Durante su conferencia de prensa matutina, Ebrard explicó que los aranceles propuestos afectarían principalmente a las grandes automotrices estadounidenses establecidas en México, como General Motors, Stellantis y Ford, quienes se beneficiarían de un acuerdo comercial sin barreras arancelarias. El funcionario destacó que, con un arancel del 25%, el precio de productos como las pickups en Estados Unidos podría incrementarse en hasta 3,000 dólares por unidad, lo que afectaría gravemente a los consumidores y las empresas norteamericanas, incrementando los costos y reduciendo la competitividad.

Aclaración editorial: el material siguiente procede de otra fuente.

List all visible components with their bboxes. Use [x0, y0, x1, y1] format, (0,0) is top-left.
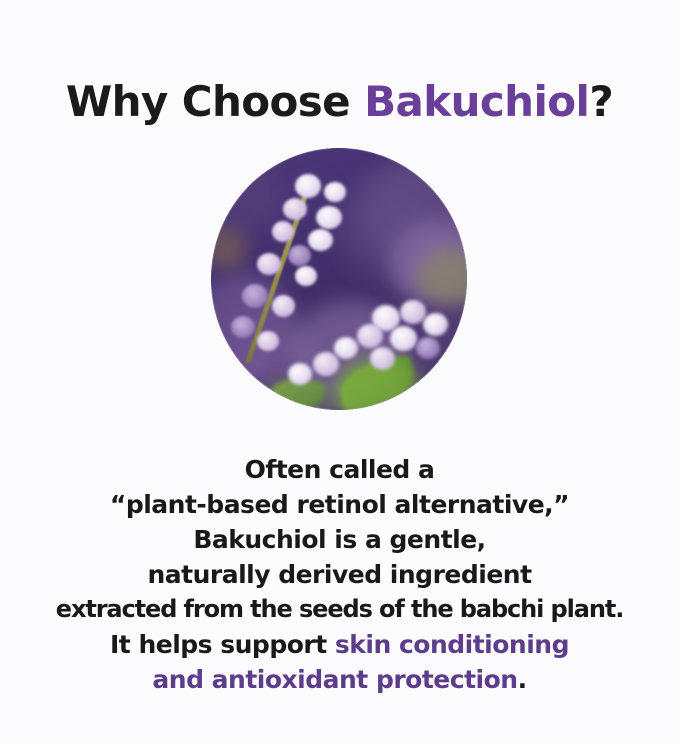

Ebrard recordó que los aranceles no solo afectan a las empresas, sino que también inciden directamente en el poder adquisitivo de los consumidores estadounidenses. Para ejemplificar esto, mencionó el precedente histórico de 1971, cuando el presidente Richard Nixon implementó un arancel del 10% sobre importaciones para modificar políticas cambiarias, lo que resultó en un aumento de precios y una disminución en el poder adquisitivo de los estadounidenses. A diferencia de 1971, hoy Estados Unidos importa un 12.7% de su PIB, lo que hace que los efectos de los aranceles sean aún más perjudiciales.
En cuanto al futuro de la región, Ebrard enfatizó que el desafío actual es elegir entre fragmentarse con tarifas comerciales o trabajar juntos para construir una región más competitiva y productiva. México propuso transformar a América del Norte en el bloque más seguro y competitivo del mundo, en lugar de ceder a las políticas de proteccionismo que debilitarían las economías de los tres países involucrados: México, Estados Unidos y Canadá.
Por su parte, la presidenta Claudia Sheinbaum también se mostró contraria a la imposición de aranceles como solución para abordar problemas como el fenómeno migratorio y el tráfico de fentanilo. Según Sheinbaum, los aranceles solo generarían más tensiones y conflictos entre los países, y destacó que lo que realmente se necesita es cooperación y entendimiento recíproco. Reiteró su postura de que, a través de la colaboración, México, Estados Unidos y Canadá pueden fortalecerse mutuamente y trabajar juntos en temas clave como migración, violencia y el tráfico de armas.